Miss Eridwen asked her question with an operatic rise on both her octave and volume. Candice, who had to sit through more than a couple trips to the theatre with her parents, would have given the stern old task-mistress a passing grade for her delivery.

But the question, and the theatrical delivery, put a nervous shiver through Candice. Miss Eridwen had given Candice orders while using a bone saw, and had given them with the same calm forcefulness she seemed to do everything with. Whatever had her practically screeching, it must be important. Candice she set down the bundle of bandages she was carrying back to the train in order to listen.

"Ma'am, you have orders to take additional cars, to help in evacuations."

"Son," Miss Eridwen said. She rubbed her fingers over the bridge of her nose as if she had a headache. "I run a mobile hospice. There's a very burning good reason I don't have more cars.
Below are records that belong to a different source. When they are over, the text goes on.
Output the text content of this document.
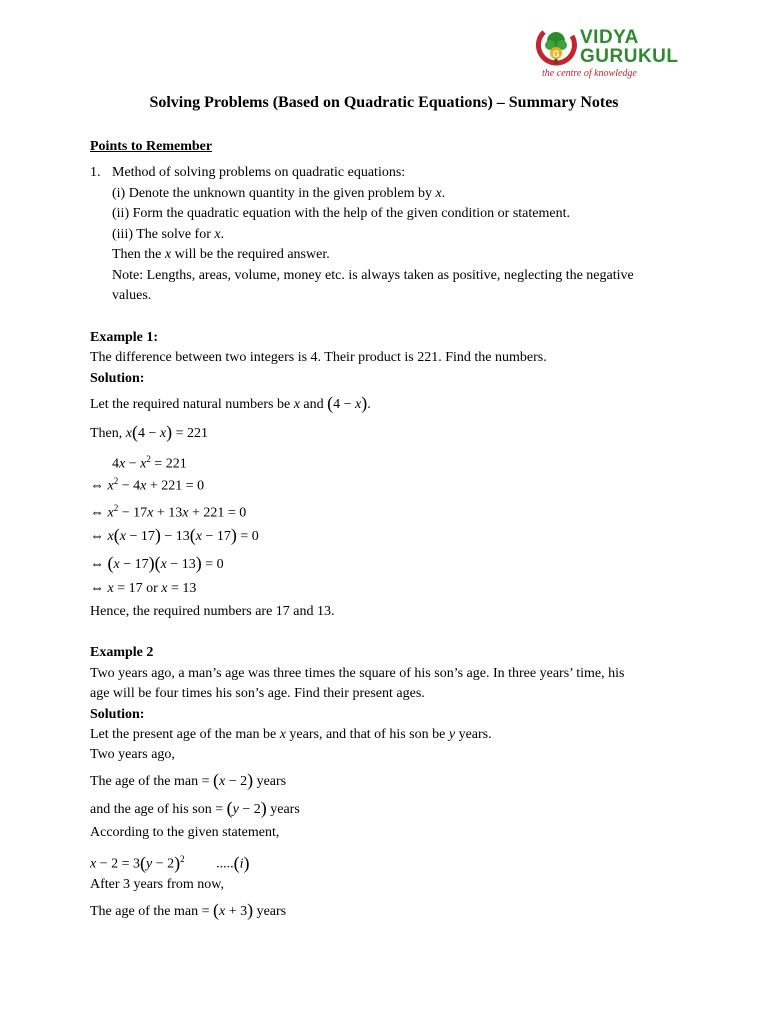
G
VIDYA
GURUKUL
the centre of knowledge
Solving Problems (Based on Quadratic Equations) – Summary Notes
Points to Remember
1. Method of solving problems on quadratic equations:
(i) Denote the unknown quantity in the given problem by x.
(ii) Form the quadratic equation with the help of the given condition or statement.
(iii) The solve for x.
Then the x will be the required answer.
Note: Lengths, areas, volume, money etc. is always taken as positive, neglecting the negative
values.
Example 1:
The difference between two integers is 4. Their product is 221. Find the numbers.
Solution:
Let the required natural numbers be x and (4 − x).
Then, x(4 − x) = 221
$4x - x^2 = 221$
⇔ $x^2 - 4x + 221 = 0$
⇔ $x^2 - 17x + 13x + 221 = 0$
⇔ x(x − 17) − 13(x − 17) = 0
⇔ (x − 17)(x − 13) = 0
⇔ x = 17 or x = 13
Hence, the required numbers are 17 and 13.
Example 2
Two years ago, a man’s age was three times the square of his son’s age. In three years’ time, his
age will be four times his son’s age. Find their present ages.
Solution:
Let the present age of the man be x years, and that of his son be y years.
Two years ago,
The age of the man = (x − 2) years
and the age of his son = (y − 2) years
According to the given statement,
$x - 2 = 3(y - 2)^2$ .....(i)
After 3 years from now,
The age of the man = (x + 3) years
And that reason was approved by people so high up you can barely make out the ground from their vantage. I go where I'm needed, which is anywhere people are most likely to be injured. The last place in the City I'm headed to is a barley field a single wall away from the City so that another train can fit more scotch barrels."
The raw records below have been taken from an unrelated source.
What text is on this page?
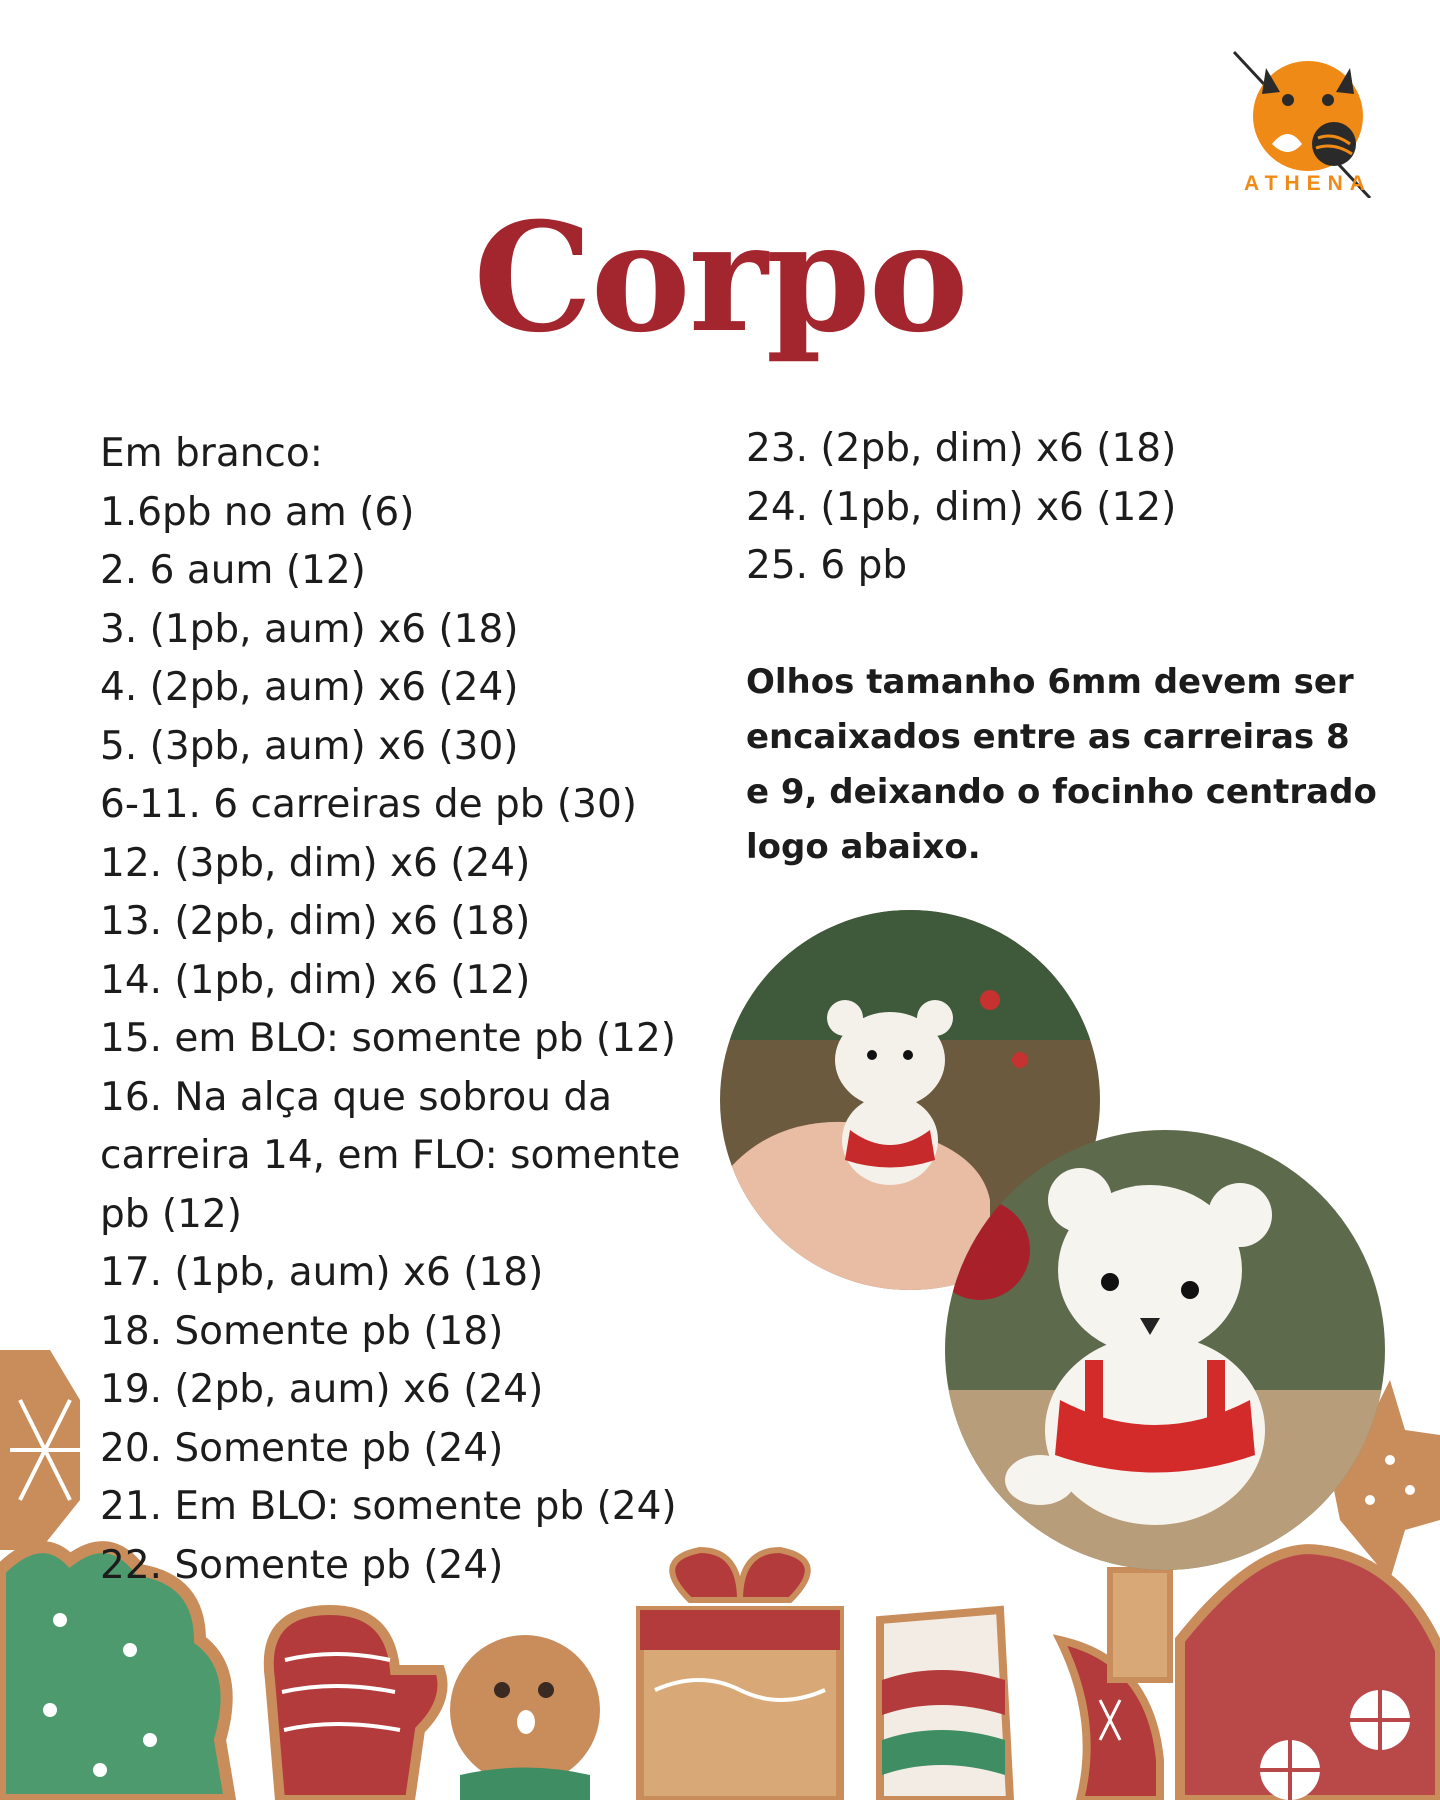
ATHENA
Corpo
Em branco:
1.6pb no am (6)
2. 6 aum (12)
3. (1pb, aum) x6 (18)
4. (2pb, aum) x6 (24)
5. (3pb, aum) x6 (30)
6-11. 6 carreiras de pb (30)
12. (3pb, dim) x6 (24)
13. (2pb, dim) x6 (18)
14. (1pb, dim) x6 (12)
15. em BLO: somente pb (12)
16. Na alça que sobrou da
carreira 14, em FLO: somente
pb (12)
17. (1pb, aum) x6 (18)
18. Somente pb (18)
19. (2pb, aum) x6 (24)
20. Somente pb (24)
21. Em BLO: somente pb (24)
22. Somente pb (24)
23. (2pb, dim) x6 (18)
24. (1pb, dim) x6 (12)
25. 6 pb
Olhos tamanho 6mm devem ser
encaixados entre as carreiras 8
e 9, deixando o focinho centrado
logo abaixo.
"Ma'am, this isn't a request. These are deployment orders."

"You have deployment orders for a transport. Which my train is not," Miss Eridwen insisted. "Now, I need you to stop holding up my resupply. Ideally, you could make yourselves useful and carry some boxes so I can get off your commander's precious platform."
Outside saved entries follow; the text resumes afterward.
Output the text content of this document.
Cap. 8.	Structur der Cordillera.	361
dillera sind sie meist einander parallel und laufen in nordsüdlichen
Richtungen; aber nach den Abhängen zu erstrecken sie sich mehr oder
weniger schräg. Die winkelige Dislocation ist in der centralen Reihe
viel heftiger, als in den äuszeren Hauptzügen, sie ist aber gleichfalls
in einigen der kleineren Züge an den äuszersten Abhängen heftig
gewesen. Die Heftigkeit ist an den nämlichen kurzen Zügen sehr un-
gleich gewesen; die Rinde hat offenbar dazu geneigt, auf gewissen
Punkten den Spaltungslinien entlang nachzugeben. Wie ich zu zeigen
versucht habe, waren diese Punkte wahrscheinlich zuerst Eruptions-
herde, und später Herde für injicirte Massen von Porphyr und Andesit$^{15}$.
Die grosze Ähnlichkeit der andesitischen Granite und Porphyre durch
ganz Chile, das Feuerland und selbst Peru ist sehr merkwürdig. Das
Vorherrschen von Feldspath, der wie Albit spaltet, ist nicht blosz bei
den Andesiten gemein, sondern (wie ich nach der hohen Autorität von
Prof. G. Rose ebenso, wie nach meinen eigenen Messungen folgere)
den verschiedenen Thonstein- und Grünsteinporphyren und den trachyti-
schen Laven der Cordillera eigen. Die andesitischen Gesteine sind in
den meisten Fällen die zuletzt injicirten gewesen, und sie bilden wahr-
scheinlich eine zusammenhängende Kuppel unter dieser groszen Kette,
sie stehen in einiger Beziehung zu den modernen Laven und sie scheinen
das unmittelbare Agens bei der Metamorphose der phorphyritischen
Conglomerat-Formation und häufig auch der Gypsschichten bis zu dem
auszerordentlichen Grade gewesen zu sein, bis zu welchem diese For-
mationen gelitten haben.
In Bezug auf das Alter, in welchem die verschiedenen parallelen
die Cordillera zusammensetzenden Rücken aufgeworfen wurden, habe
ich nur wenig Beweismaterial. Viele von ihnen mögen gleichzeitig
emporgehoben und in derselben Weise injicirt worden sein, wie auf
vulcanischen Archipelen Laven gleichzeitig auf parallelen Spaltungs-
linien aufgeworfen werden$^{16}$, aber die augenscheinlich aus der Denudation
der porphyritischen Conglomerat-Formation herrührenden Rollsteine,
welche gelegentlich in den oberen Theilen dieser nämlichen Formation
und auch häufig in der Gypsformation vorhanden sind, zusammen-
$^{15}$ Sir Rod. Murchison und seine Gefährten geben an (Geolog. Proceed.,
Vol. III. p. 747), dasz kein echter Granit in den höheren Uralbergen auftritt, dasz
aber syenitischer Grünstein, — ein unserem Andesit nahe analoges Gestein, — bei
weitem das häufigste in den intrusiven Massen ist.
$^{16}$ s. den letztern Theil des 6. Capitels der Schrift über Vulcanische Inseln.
"My orders come from the major," the soldier insisted, impressively unimpressed with Miss Eridwen. Candice wasn't sure if it was bravado, or confidence in how far the authority behind his orders extended. "And those orders mention you by name. Now, my commanding officer is the controller authority during an invasion, so unless you have something from further up my chain of command that contradicts what I'm telling you, you can either comply or come with me to a holding cell."

"My mandate is the Bureau of Health and Public Safety, direct."

"Right now, no Bureau mandate supersedes even my authority. The only people who can override my commanding officer right now are his commanding officer, Colonel Dremora, or the Lord Captain himself."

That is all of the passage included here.